Cette loi marque une étape décisive dans l’évolution du droit de la durée du travail vers un ensemble plus contractuel et moins réglementaire : elle institue un dispositif de répartition des horaires sur une période supérieure à la semaine et au plus égale à l’année, qui se substitue aux dispositifs préexistants : modulation, cycles de travail, réduction du temps de travail sous forme de jour de repos répartis sur quatre semaines ou sur l’année, temps partiel modulé.

Dans le même temps, le « principe de faveur » cède progressivement la place à celui de la primauté absolue de l’accord d’entreprise sur l’accord de branche : l’accord d’entreprise est devenu le niveau de droit commun pour négocier en matière de durée du travail.

Un corpus légal devenu minimaliste

Ainsi désormais dans la partie législative du Code du travail, tout tient en sept articles (L 3121-41 à L 3121-47), eux-mêmes organisés selon une nouvelle architecture : les dispositions d’ordre public, le champ de la négociation collective, et les dispositions supplétives.

Tout est donc en place pour dynamiser la négociation d’entreprise (par ailleurs favorisée au regard de nouvelles règles de négociation) même si les branches gardent un certain rôle régulateur. Les normes peuvent être adaptées aux réalités du terrain, la durée du travail peut être organisée « sur mesure », en tenant compte de la grande diversité dans les activités, la taille et les modes d’organisation des entreprises.

À défaut d’accord collectif1, le seul dispositif accessible aux entreprises est un aménagement du temps de travail sur une période limitée à quatre ou neuf semaines (selon l’effectif de l’entreprise) mais il faut alors répéter des « périodes de travail » selon un programme indicatif.

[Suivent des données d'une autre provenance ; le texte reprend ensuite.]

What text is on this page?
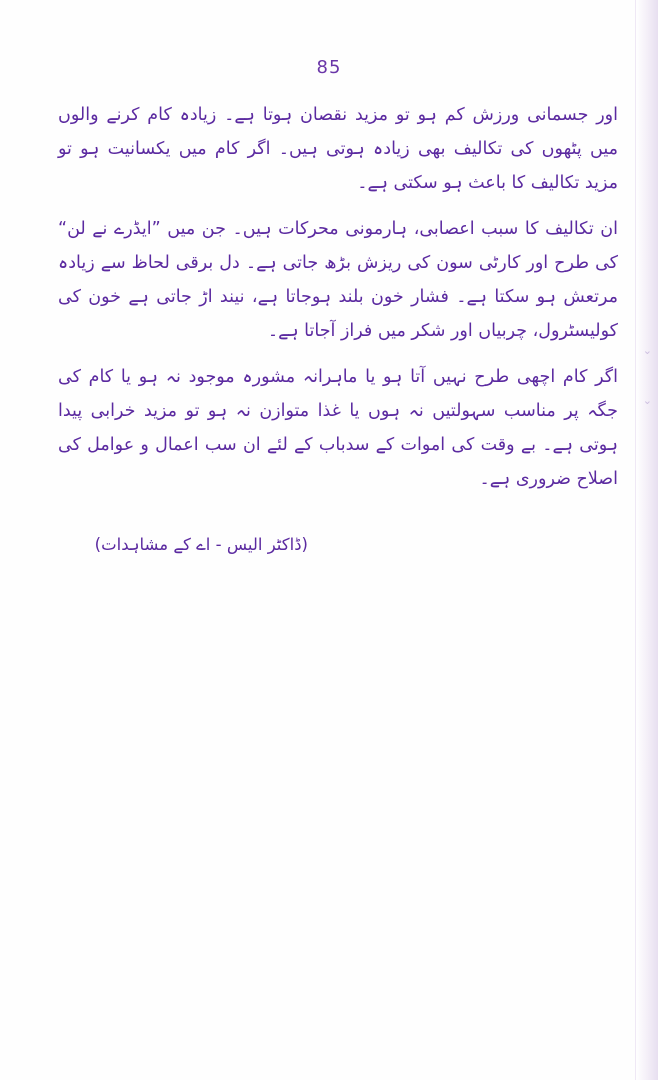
⌄
⌄
85

اور جسمانی ورزش کم ہو تو مزید نقصان ہوتا ہے۔ زیادہ کام کرنے والوں میں پٹھوں کی تکالیف بھی زیادہ ہوتی ہیں۔ اگر کام میں یکسانیت ہو تو مزید تکالیف کا باعث ہو سکتی ہے۔

ان تکالیف کا سبب اعصابی، ہارمونی محرکات ہیں۔ جن میں ”ایڈرے نے لن“ کی طرح اور کارٹی سون کی ریزش بڑھ جاتی ہے۔ دل برقی لحاظ سے زیادہ مرتعش ہو سکتا ہے۔ فشار خون بلند ہوجاتا ہے، نیند اڑ جاتی ہے خون کی کولیسٹرول، چربیاں اور شکر میں فراز آجاتا ہے۔

اگر کام اچھی طرح نہیں آتا ہو یا ماہرانہ مشورہ موجود نہ ہو یا کام کی جگہ پر مناسب سہولتیں نہ ہوں یا غذا متوازن نہ ہو تو مزید خرابی پیدا ہوتی ہے۔ بے وقت کی اموات کے سدباب کے لئے ان سب اعمال و عوامل کی اصلاح ضروری ہے۔

(ڈاکٹر الیس - اے کے مشاہدات)
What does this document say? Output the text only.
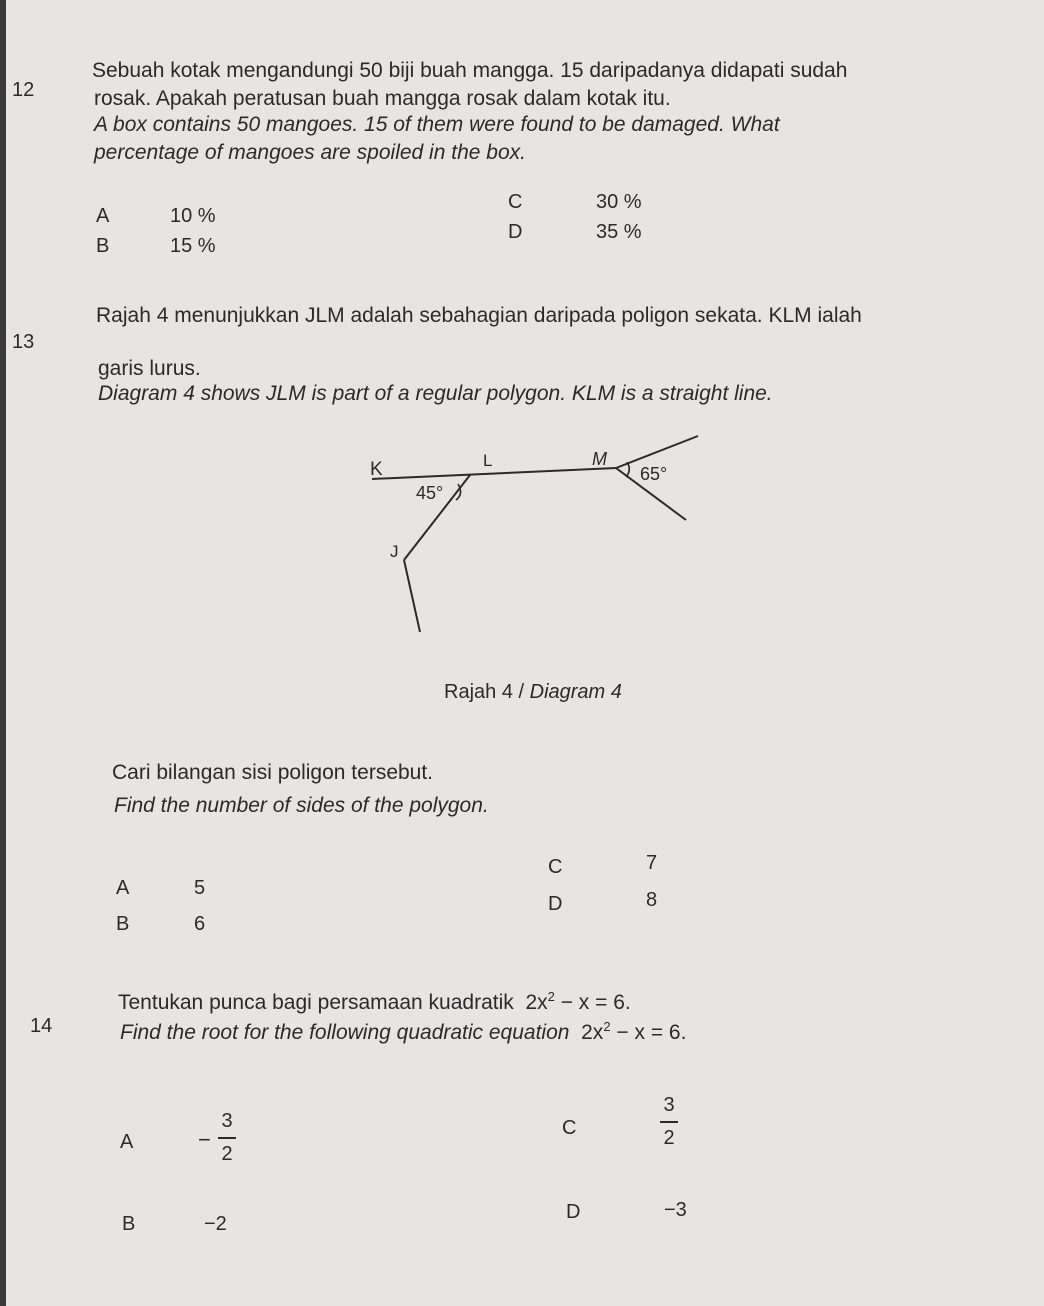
12
Sebuah kotak mengandungi 50 biji buah mangga. 15 daripadanya didapati sudah
rosak. Apakah peratusan buah mangga rosak dalam kotak itu.
A box contains 50 mangoes. 15 of them were found to be damaged. What
percentage of mangoes are spoiled in the box.
A	10 %
B	15 %
C	30 %
D	35 %
13
Rajah 4 menunjukkan JLM adalah sebahagian daripada poligon sekata. KLM ialah
garis lurus.
Diagram 4 shows JLM is part of a regular polygon. KLM is a straight line.
K	L	M
J
45°
65°
Rajah 4 / Diagram 4
Cari bilangan sisi poligon tersebut.
Find the number of sides of the polygon.
A	5
B	6
C	7
D	8
14
Tentukan punca bagi persamaan kuadratik $2x^2 - x = 6$.
Find the root for the following quadratic equation $2x^2 - x = 6$.
A	−
3
2
B	−2
C
3
2
D	−3
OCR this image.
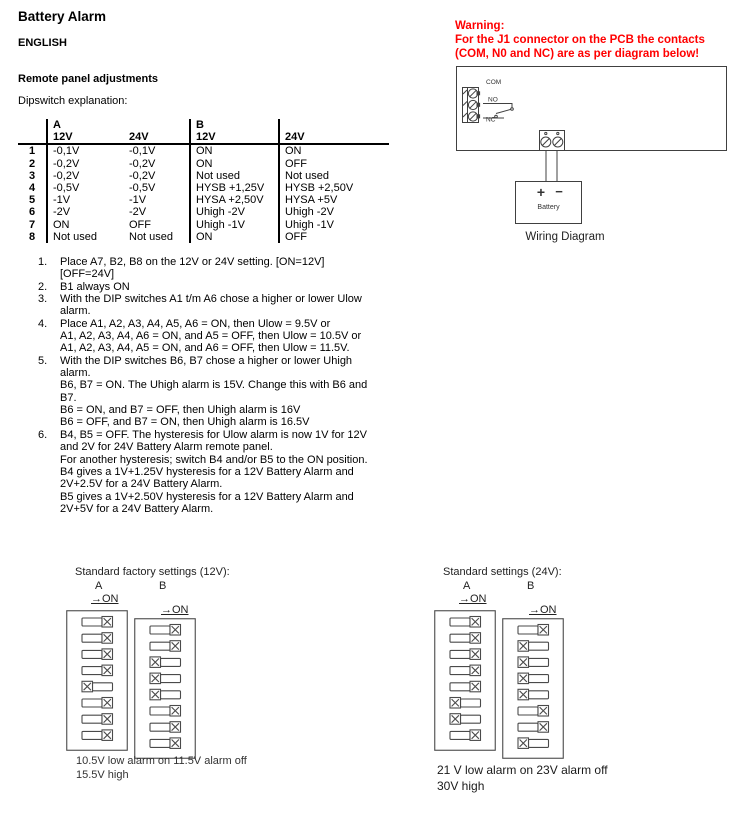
Battery Alarm
ENGLISH
Remote panel adjustments
Dipswitch explanation:
	A		B	
	12V	24V	12V	24V
1	-0,1V	-0,1V	ON	ON
2	-0,2V	-0,2V	ON	OFF
3	-0,2V	-0,2V	Not used	Not used
4	-0,5V	-0,5V	HYSB +1,25V	HYSB +2,50V
5	-1V	-1V	HYSA +2,50V	HYSA +5V
6	-2V	-2V	Uhigh -2V	Uhigh -2V
7	ON	OFF	Uhigh -1V	Uhigh -1V
8	Not used	Not used	ON	OFF
1.	Place A7, B2, B8 on the 12V or 24V setting. [ON=12V]
[OFF=24V]
2.	B1 always ON
3.	With the DIP switches A1 t/m A6 chose a higher or lower Ulow
alarm.
4.	Place A1, A2, A3, A4, A5, A6 = ON, then Ulow = 9.5V or
A1, A2, A3, A4, A6 = ON, and A5 = OFF, then Ulow = 10.5V or
A1, A2, A3, A4, A5 = ON, and A6 = OFF, then Ulow = 11.5V.
5.	With the DIP switches B6, B7 chose a higher or lower Uhigh
alarm.
B6, B7 = ON. The Uhigh alarm is 15V. Change this with B6 and
B7.
B6 = ON, and B7 = OFF, then Uhigh alarm is 16V
B6 = OFF, and B7 = ON, then Uhigh alarm is 16.5V
6.	B4, B5 = OFF. The hysteresis for Ulow alarm is now 1V for 12V
and 2V for 24V Battery Alarm remote panel.
For another hysteresis; switch B4 and/or B5 to the ON position.
B4 gives a 1V+1.25V hysteresis for a 12V Battery Alarm and
2V+2.5V for a 24V Battery Alarm.
B5 gives a 1V+2.50V hysteresis for a 12V Battery Alarm and
2V+5V for a 24V Battery Alarm.
Warning:
For the J1 connector on the PCB the contacts
(COM, N0 and NC) are as per diagram below!
COM
NO
NC
+ −
Battery
Wiring Diagram
Standard factory settings (12V):
A	B
→ON
→ON
10.5V low alarm on 11.5V alarm off
15.5V high
Standard settings (24V):
A	B
→ON
→ON
21 V low alarm on 23V alarm off
30V high
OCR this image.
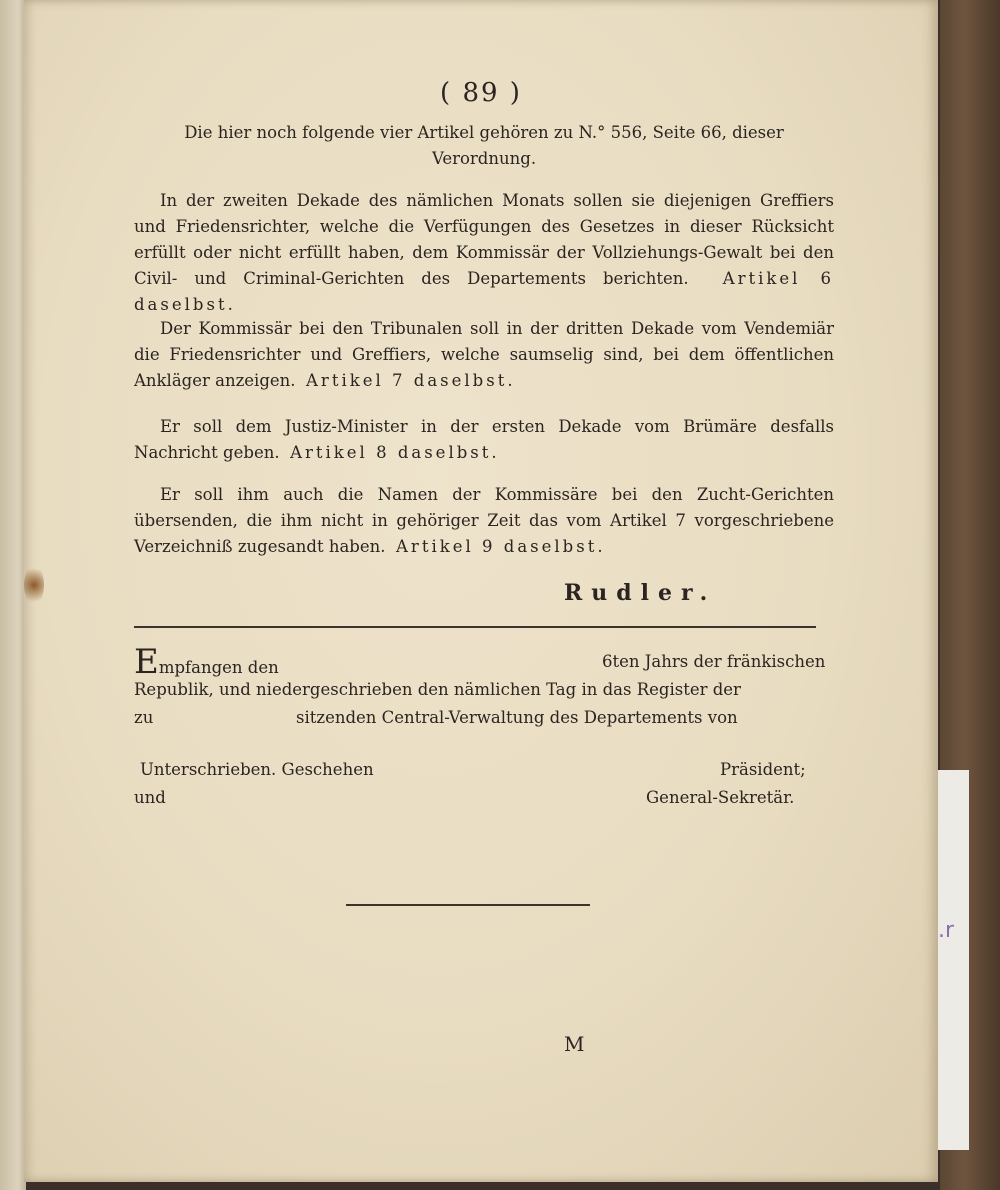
.r
( 89 )
Die hier noch folgende vier Artikel gehören zu N.° 556, Seite 66, dieser
Verordnung.

In der zweiten Dekade des nämlichen Monats sollen sie diejenigen Greffiers und Friedensrichter, welche die Verfügungen des Gesetzes in dieser Rücksicht erfüllt oder nicht erfüllt haben, dem Kommissär der Vollziehungs-Gewalt bei den Civil- und Criminal-Gerichten des Departements berichten. Artikel 6 daselbst.

Der Kommissär bei den Tribunalen soll in der dritten Dekade vom Vendemiär die Friedensrichter und Greffiers, welche saumselig sind, bei dem öffentlichen Ankläger anzeigen. Artikel 7 daselbst.

Er soll dem Justiz-Minister in der ersten Dekade vom Brümäre desfalls Nachricht geben. Artikel 8 daselbst.

Er soll ihm auch die Namen der Kommissäre bei den Zucht-Gerichten übersenden, die ihm nicht in gehöriger Zeit das vom Artikel 7 vorgeschriebene Verzeichniß zugesandt haben. Artikel 9 daselbst.

Rudler.
Empfangen den	6ten Jahrs der fränkischen
Republik, und niedergeschrieben den nämlichen Tag in das Register der
zu	sitzenden Central-Verwaltung des Departements von
Unterschrieben. Geschehen	Präsident;
und	General-Sekretär.
M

Sous la seule réserve de respecter les éventuelles dispositions de branche en ce qui concerne la période de référence, chaque entreprise peut, par voie d’accord d’entreprise/établissement, aménager le temps de travail sur une période pouvant aller jusqu’à un an, et même trois ans si un accord de branche l’autorise.

Si la période de référence est annuelle, il n’est plus nécessaire de la faire coïncider avec l’année civile, ce qui permet aux entreprises de s’adapter au mieux aux variations d’activité2.

L’accord collectif devra seulement prévoir, outre la durée de la période de référence :

- les conditions et délais de prévenance des changements de durée ou d’horaires de travail : ainsi un délai de prévenance inférieur à sept jours3 pourra être instauré, pourvu qu’il soit « raisonnable », ou être modulé selon les circonstances (ampleur du changement d’horaire, modification à la hausse ou à la baisse…). L’entreprise pourra également fixer les modalités pratiques d’information des salariés.

- les conditions de prise en compte, pour la rémunération des salariés, des absences ainsi que des arrivées et départs en cours de période,

- le lissage éventuel de la rémunération et ses modalités.

Il n’est en revanche plus obligatoire de prévoir dans l’accord, notamment, les données économiques et sociales justifiant l’application d’une modulation, ou encore d’établir un programme indicatif de la répartition de la durée du travail sur la période de référence, ou même encore de fixer les limites hebdomadaires à l’intérieur desquelles la durée du travail peut varier, et s’agissant des salariés à temps partiel, la durée minimale de travail journalière, hebdomadaire ou mensuelle.

Nombreuses sont les entreprises dont les accords collectifs, négociés sous l’empire d’une législation plus contraignante, sont devenus inadaptés. Certaines clauses ne sont d’ailleurs plus respectées, ce qui génère une réelle insécurité juridique.

Ainsi, il faut saisir l’opportunité de repenser les dispositifs d’organisation du temps de travail, afin de les rendre plus souples et donc plus à même de répondre aux besoins économiques et sociaux de chaque entreprise : système de jours RTT plus flexible, alignement de la période d’acquisition des congés payés sur l’exercice annuel d’aménagement du temps de travail, aménagement pluri-hebdomadaire du travail à temps partiel…

Une place prépondérante laissée par le Code du travail aux négociateurs

Puisque le contexte réglementaire s’est allégé, les partenaires sociaux ne sont plus cantonnés à un rôle de « compilateurs » : leur créativité peut s’exprimer dans la limite de quelques garde-fous.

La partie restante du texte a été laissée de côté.